Caution should be given to new investors who would like to play conservatively with their investment. This is by no means a guaranteed successful company, the critical risk currently would appear to be the license approval, all of which will undoubtely be determined within the very near future.

In summary: CEN is undervalued

While there is an art to investing in companies that are well established and have increase revenue and low PE ratios, many investors have found it more profitable to invest in companies that are still awaiting their future. CEN is becoming more attractive to investors in not only the existing valuation, but also the prospects of the company's pipeline in the future. Investing in pennies on the dollar can be a risky investment, but with the overwhelming transparency that Bill Chaaban provides to shareholders, the 20 million dollar private investment of building state of the art facilities, and an extremely reputable board of directors,CEN is clearly defying the odds and becoming the envy of other companies in the sector.
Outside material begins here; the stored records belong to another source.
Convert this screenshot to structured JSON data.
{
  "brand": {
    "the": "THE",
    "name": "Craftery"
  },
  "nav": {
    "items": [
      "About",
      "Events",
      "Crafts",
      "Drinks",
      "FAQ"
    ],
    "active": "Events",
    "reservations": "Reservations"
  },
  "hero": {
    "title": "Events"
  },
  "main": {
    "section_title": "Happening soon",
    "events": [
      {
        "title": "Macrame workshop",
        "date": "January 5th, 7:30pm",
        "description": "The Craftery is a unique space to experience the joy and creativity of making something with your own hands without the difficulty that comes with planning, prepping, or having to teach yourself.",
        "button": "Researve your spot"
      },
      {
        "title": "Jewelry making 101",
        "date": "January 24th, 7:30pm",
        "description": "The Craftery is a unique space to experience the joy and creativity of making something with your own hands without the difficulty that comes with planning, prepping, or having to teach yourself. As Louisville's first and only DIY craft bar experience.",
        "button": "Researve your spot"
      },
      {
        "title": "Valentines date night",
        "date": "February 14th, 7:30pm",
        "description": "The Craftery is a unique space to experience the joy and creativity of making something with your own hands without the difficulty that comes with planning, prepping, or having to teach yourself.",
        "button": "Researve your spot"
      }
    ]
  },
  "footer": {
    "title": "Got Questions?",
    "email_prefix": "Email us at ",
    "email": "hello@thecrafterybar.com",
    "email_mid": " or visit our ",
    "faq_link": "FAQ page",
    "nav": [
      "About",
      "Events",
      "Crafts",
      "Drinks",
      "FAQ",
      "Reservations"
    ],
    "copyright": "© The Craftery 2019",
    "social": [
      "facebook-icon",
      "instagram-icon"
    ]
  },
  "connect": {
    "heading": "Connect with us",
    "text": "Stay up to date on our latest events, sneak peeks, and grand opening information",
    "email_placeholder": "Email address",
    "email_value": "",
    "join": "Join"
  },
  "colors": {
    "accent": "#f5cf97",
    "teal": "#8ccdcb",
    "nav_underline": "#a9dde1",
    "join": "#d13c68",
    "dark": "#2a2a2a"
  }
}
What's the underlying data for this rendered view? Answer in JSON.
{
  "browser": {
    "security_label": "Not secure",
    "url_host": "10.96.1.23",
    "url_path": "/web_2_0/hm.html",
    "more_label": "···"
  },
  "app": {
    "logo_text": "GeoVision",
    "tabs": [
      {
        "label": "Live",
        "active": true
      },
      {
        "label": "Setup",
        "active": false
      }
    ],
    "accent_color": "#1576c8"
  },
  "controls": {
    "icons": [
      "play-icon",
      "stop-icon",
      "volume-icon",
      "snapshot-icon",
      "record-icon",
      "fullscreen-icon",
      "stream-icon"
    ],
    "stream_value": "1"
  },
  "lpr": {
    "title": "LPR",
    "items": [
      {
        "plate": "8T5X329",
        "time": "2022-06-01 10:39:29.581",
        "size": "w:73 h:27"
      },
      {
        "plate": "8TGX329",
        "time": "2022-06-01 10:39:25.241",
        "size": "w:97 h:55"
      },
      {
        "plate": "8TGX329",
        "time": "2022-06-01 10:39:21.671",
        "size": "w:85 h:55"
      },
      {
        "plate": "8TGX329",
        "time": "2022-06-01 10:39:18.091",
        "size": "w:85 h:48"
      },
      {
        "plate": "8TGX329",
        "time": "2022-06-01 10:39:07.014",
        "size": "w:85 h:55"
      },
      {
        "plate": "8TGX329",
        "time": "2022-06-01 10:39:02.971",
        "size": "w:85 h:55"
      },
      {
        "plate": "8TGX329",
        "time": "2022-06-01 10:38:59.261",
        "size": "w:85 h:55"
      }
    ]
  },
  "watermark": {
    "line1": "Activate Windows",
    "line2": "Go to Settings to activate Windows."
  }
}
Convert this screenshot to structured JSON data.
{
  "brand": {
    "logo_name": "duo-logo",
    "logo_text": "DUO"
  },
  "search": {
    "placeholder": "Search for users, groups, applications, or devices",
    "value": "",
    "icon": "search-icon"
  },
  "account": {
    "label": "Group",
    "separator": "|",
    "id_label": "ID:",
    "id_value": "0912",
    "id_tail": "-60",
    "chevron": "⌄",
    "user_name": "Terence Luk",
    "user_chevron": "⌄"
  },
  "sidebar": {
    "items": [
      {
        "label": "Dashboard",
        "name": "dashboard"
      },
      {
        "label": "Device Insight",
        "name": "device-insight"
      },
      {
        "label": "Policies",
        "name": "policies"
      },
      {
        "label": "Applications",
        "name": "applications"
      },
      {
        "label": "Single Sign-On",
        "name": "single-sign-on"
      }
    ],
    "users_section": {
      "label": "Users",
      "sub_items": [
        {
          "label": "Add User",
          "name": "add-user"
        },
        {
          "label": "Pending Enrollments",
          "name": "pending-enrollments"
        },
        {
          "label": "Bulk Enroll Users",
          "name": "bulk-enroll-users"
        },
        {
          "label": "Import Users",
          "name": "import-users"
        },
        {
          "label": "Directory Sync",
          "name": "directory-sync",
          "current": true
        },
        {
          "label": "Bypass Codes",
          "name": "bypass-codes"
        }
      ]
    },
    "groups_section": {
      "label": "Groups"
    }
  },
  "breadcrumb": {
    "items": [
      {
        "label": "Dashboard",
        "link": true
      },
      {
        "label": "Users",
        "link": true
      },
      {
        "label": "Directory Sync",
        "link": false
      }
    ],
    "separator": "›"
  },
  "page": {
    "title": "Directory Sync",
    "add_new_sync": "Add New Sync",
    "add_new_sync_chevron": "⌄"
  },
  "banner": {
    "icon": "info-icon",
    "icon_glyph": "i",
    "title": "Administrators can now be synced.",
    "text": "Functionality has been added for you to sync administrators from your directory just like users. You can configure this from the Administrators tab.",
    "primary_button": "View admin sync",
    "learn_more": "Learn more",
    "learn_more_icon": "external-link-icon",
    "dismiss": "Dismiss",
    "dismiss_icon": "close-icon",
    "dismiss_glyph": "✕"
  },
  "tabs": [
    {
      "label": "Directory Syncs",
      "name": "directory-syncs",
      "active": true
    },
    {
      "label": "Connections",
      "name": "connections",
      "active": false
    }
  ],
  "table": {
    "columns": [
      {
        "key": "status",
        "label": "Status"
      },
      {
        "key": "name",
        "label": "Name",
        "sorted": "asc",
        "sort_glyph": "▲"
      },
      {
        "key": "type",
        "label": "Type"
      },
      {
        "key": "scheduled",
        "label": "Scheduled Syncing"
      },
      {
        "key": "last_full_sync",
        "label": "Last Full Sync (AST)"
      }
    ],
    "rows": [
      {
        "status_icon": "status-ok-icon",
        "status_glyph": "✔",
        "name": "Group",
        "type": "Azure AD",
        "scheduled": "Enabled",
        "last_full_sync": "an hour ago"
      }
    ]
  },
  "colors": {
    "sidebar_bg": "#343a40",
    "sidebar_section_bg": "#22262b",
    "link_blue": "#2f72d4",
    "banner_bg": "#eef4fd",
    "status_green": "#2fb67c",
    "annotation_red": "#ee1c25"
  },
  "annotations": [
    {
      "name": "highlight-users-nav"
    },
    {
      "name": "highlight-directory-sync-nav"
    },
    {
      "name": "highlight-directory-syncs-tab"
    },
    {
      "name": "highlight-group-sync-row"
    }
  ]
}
Creative Edge Nutrition provides a unique opportunity for the average investor to participate in what is to be the next "dot com" boom of our century.

It is of no surprise that this undervalued company is under such heavy scrutiny, but the promise of a future to help patient ailments with medical marijuana is an intangible quality that no amount of money or technical indicators can evaluate or buy.

Disclosure: The author is long FITX.